Spätestens ab einem Alter von 40 Jahren denken die Meisten über einen Zahn-Tarif für ihre Zähne nach und halten nach dem Testsieger Ausschau. Es kommen Fragen auf, ob zum Beispiel die professionelle Zahnreinigung übernommen wird oder ob eine 100-prozentige Leistungsübernahme für Implantate sowie Inlays (Zahnfüllungen) besteht. Interessierte orientieren sich häufig an den Ergebnissen unabhängiger Testunternehmen wie Ökotest oder Stiftung Warentest. Diese haben in der Regel unterschiedliche Testsieger, denn für jedes Institut stehen andere Beurteilungskriterien im Vordergrund. Wie Sie dennoch erfolgreich einen sinnvollen Überblick über Zahnzusatzversicherungen bekommen und auch die Testsieger richtig einschätzen, erfahren Sie in diesem Ratgeber.

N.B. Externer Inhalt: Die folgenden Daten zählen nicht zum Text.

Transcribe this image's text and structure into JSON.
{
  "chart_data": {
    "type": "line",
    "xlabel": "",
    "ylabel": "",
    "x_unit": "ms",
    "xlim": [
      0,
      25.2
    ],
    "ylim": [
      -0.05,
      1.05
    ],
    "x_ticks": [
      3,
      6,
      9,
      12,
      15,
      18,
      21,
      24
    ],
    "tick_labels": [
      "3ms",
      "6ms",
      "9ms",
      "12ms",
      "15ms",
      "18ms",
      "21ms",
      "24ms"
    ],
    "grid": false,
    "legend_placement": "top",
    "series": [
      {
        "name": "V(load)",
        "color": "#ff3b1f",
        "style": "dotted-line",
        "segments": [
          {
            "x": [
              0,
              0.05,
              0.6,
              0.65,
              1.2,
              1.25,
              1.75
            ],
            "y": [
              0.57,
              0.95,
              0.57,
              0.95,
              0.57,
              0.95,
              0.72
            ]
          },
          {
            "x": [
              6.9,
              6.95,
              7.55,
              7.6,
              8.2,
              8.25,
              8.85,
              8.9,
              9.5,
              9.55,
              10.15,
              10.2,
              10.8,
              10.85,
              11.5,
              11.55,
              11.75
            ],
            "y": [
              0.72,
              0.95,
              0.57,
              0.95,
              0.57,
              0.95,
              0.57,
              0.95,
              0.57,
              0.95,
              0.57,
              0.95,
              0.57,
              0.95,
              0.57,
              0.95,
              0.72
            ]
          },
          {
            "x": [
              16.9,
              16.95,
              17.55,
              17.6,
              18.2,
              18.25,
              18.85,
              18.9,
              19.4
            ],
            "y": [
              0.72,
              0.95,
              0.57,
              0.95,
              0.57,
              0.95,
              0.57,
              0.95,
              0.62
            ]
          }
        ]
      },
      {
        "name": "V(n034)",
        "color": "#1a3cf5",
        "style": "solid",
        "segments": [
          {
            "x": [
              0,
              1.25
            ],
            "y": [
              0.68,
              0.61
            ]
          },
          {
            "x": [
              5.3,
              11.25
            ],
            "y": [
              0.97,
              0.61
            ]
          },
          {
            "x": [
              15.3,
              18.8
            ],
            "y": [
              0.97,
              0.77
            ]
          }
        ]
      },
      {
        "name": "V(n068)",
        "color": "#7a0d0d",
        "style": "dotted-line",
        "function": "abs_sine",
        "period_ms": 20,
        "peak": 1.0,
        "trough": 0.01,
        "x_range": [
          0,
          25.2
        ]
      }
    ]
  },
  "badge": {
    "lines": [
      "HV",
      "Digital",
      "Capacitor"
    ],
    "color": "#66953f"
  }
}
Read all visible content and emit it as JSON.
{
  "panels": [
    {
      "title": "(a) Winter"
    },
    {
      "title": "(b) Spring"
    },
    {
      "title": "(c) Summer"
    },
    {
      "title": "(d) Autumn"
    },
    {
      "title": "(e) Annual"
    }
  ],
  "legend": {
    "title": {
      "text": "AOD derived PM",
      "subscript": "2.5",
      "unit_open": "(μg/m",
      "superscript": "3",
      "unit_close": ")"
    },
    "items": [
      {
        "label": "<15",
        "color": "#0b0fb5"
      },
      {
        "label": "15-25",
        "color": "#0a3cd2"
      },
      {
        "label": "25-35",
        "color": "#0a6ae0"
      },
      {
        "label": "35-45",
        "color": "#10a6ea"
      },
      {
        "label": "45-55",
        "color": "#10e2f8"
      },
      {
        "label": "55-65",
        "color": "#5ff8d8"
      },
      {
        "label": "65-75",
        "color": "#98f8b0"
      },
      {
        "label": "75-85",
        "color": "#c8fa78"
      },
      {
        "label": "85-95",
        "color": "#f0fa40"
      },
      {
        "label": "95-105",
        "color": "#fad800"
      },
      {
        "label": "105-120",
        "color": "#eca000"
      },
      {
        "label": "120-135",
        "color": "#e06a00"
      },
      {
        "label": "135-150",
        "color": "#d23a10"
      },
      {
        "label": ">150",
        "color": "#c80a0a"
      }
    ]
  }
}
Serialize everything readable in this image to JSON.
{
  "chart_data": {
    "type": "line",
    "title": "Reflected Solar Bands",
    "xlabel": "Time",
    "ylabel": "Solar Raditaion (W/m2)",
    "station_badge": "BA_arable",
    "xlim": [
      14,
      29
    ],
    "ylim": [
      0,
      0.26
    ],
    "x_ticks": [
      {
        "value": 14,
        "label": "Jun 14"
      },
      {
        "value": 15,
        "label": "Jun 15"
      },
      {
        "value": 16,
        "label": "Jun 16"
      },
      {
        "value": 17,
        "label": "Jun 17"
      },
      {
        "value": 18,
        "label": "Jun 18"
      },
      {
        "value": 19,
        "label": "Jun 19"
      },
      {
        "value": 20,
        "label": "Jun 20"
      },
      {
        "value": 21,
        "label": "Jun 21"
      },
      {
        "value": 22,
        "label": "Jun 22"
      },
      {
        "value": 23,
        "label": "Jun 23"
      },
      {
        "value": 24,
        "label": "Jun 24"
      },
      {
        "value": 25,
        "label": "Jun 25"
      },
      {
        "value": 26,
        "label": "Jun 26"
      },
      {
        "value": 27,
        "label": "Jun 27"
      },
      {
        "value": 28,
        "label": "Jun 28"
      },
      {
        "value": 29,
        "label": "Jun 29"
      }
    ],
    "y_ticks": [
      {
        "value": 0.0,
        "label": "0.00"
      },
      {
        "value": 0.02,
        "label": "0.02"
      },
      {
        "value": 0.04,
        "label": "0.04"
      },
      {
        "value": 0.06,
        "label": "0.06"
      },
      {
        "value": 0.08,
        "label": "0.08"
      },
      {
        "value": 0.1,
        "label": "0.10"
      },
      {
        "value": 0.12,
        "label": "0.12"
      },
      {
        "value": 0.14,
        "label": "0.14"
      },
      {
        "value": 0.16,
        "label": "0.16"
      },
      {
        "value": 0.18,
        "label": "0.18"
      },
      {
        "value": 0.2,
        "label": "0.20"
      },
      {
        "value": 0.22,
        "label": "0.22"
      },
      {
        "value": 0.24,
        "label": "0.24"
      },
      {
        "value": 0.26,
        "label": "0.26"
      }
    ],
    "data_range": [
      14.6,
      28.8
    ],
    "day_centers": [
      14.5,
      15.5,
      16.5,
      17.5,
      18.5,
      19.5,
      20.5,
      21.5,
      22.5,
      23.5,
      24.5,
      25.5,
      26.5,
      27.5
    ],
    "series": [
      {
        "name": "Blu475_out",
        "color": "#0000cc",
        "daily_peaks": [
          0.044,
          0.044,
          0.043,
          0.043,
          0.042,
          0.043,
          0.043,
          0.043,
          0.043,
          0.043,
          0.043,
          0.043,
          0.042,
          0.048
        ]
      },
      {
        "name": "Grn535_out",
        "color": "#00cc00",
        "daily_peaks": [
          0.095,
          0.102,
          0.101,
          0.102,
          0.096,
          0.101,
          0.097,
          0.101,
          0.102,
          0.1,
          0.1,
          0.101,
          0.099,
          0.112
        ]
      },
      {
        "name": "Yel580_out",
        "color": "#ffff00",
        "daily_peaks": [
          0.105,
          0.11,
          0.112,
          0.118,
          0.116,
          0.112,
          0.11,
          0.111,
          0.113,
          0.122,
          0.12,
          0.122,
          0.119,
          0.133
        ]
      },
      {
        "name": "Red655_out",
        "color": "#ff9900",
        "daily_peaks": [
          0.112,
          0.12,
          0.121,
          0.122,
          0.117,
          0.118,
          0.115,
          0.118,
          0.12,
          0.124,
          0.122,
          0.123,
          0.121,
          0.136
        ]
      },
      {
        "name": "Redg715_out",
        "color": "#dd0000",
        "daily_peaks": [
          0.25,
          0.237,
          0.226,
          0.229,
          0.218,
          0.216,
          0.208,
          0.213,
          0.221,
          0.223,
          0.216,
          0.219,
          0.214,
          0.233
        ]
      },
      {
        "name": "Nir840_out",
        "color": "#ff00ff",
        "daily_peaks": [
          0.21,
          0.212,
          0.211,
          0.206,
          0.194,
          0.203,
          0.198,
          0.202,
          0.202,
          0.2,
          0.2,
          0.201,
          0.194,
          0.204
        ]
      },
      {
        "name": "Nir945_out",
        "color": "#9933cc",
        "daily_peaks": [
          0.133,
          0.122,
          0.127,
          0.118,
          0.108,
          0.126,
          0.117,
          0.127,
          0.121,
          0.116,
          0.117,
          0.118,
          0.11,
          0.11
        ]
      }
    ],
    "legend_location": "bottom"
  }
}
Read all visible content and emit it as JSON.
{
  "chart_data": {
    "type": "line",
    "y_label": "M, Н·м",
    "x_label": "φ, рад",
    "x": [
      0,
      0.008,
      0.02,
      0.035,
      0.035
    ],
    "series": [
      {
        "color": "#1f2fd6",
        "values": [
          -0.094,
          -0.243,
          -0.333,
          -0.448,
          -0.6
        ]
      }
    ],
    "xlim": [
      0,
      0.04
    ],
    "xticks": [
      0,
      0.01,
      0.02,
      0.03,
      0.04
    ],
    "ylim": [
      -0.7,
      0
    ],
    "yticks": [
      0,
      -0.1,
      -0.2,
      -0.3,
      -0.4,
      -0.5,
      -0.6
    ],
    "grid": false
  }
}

Wann braucht man eine Zahnzusatzversicherung

Fast jeder braucht ab Mitte 40 einen Zahnersatz, egal wie sorgfältig die tägliche Zahnpflege in den vorangegangenen Jahren war. Parodontose tritt in diesem Alter häufiger auf und plötzlich reicht oft auch eine Füllung nicht mehr aus, um einen Zahn zu retten, da er überkront werden muss. Pro Jahr erhalten Patienten in Deutschland knapp vier Millionen Kronen sowie um die 700.000 Brücken. Die gesetzliche Krankenkasse übernimmt jedoch nur einen geringen Teil der anfallenden Kosten. Deshalb ist es sinnvoll, eine private Zusatzversicherung abzuschließen. Doch nicht jeder beispielsweise von Stiftung Warentest hochgepriesene Testsieger passt zu den eigenen Bedürfnissen. Auch wenn die Testinstitute unabhängig informieren, testen und auswerten – es gilt immer, die Tarife noch einmal zu prüfen, denn die Leistungen können bei den einzelnen Anbietern sehr stark variieren. Dies gilt insbesondere dann, wenn es um das Thema Zahnersatz geht und man Gefahr läuft, gleichzeitig wichtige Zusatzleistungen außer Acht zu lassen.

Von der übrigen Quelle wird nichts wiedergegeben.